His first wife Catherine died on August 21, 1897. After her death, Page became more socially active, riding fast horses and introducing himself to women. Fifteen months later, he married Lula Brookshire McLeod, who was 37 years old. Lula was known for being "plain" and a strict Presbyterian who opposed alcohol and card-playing. His children objected to the marriage and suggested in their personal letters that they believed she was marrying him for his money. In 1899, Lula bought the Merrimon-Wynne House from Margaret Merrimon, widow of Augustus Summerfield Merrimon.

Page died in Raleigh on October 16, 1899. The cause of his death was documented as stomach issues, although local historian Katherine Loftlin has suggested that his wife Lula may have murdered him. His will left instructions for him to be buried at the Historic Oakwood Cemetery in Raleigh under the direction of Lula.
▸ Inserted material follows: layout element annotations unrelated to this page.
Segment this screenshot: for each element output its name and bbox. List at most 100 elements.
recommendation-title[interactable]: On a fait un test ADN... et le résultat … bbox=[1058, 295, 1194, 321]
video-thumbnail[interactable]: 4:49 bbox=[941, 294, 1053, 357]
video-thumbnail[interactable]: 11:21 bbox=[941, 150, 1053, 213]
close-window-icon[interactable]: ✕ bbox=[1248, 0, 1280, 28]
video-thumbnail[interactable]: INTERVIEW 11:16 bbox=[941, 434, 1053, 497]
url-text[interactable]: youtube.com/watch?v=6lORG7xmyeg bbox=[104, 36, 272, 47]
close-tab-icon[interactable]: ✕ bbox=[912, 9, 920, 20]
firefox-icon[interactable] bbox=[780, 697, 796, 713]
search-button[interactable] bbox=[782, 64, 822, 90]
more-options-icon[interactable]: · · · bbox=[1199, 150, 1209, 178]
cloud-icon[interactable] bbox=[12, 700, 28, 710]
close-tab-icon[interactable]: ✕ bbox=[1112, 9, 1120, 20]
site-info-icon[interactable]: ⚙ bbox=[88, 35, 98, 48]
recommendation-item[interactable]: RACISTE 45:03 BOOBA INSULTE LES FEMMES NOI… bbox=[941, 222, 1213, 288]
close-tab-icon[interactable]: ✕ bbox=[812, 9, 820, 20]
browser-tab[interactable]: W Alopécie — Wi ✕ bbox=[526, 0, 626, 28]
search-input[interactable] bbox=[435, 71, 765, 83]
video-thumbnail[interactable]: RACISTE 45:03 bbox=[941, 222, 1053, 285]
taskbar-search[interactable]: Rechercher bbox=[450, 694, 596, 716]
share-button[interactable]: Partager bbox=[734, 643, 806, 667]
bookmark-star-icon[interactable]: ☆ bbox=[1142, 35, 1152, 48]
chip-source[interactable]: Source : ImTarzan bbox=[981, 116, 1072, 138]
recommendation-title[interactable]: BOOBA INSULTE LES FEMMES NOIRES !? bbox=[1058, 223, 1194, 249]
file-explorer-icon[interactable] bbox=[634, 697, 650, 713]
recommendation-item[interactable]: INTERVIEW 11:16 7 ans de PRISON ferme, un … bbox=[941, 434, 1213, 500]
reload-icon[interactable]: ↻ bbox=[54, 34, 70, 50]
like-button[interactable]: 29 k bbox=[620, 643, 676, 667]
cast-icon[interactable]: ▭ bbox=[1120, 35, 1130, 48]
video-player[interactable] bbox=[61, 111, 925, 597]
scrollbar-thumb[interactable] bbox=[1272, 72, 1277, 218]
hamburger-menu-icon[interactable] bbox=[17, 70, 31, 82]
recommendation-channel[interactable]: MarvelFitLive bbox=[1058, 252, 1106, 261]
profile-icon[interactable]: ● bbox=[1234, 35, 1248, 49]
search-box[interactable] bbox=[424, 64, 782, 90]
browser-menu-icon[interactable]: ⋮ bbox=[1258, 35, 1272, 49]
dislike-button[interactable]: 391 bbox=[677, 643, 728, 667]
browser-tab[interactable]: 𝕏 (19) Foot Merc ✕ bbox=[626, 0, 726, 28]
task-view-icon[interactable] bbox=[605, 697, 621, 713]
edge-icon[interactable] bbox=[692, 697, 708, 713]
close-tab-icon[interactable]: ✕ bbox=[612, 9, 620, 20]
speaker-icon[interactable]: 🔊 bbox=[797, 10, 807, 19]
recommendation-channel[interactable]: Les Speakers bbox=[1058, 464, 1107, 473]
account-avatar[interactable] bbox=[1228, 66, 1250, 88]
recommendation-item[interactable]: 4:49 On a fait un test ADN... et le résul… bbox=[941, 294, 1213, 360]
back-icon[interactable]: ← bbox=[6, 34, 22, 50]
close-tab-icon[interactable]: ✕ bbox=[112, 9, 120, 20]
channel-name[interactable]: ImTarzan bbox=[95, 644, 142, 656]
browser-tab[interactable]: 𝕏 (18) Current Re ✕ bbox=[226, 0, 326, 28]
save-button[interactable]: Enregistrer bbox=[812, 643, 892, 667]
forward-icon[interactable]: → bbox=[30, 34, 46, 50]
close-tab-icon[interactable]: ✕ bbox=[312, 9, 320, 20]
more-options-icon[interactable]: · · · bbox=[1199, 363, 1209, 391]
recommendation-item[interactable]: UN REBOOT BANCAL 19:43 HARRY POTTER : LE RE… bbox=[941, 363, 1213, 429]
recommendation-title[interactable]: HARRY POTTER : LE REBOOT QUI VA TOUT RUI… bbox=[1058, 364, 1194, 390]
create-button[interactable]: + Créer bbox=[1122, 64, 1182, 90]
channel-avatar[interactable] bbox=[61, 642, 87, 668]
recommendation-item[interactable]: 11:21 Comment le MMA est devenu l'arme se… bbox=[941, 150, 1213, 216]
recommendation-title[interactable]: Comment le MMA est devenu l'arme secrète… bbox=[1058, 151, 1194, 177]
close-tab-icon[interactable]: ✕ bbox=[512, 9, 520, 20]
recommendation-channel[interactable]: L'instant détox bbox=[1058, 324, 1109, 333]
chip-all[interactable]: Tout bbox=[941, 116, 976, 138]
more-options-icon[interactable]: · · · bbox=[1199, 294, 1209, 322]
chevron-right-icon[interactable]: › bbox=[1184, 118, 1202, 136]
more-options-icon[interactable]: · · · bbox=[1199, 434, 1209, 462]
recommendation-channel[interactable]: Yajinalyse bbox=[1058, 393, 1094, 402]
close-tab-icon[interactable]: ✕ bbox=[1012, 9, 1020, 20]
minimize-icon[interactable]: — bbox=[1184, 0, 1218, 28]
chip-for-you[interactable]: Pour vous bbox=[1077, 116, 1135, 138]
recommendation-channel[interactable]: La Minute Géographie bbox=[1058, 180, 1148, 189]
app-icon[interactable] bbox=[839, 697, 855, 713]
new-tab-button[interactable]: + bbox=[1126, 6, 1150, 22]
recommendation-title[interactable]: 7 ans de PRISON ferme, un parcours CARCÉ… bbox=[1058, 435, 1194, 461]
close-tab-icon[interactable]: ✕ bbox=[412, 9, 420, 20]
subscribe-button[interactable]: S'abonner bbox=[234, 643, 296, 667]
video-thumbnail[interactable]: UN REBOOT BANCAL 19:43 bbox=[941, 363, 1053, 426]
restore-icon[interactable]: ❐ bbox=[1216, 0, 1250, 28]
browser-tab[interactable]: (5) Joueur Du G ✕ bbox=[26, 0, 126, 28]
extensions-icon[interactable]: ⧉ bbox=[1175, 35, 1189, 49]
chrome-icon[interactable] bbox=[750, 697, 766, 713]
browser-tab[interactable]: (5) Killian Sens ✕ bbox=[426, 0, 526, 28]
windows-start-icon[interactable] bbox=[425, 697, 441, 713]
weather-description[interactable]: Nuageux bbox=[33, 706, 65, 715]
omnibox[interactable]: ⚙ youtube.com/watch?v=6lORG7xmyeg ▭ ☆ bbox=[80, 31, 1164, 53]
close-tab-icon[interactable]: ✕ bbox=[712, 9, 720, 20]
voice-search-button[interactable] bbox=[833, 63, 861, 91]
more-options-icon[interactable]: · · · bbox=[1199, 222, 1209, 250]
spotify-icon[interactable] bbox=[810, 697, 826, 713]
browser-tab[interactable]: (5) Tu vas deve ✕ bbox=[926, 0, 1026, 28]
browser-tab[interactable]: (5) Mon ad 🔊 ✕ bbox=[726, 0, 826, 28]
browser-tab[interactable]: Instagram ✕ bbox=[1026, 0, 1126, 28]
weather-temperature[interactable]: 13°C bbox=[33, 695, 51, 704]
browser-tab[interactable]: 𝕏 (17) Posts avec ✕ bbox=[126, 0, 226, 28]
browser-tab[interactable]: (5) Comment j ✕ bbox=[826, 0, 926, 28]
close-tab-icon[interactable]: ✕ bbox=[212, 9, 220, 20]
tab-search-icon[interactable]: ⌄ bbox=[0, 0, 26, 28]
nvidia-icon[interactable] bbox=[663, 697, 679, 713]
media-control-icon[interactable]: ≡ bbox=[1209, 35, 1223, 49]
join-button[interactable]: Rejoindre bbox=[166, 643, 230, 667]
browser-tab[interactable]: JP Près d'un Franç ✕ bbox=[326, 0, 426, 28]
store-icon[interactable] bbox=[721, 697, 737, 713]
However, his sons stole his body from her and buried him next to his first wife, Catherine in Old Bethesda Cemetery near Aberdeen. Lula held a mock funeral at Oakwood Cemetery with an empty casket. Three years later, Lula married James Stanhope Wynne, mayor of Raleigh. They deeded the Merrimon-Wynne House to Peace College in 1919, and it was known as the Lula B. Wynne Hall.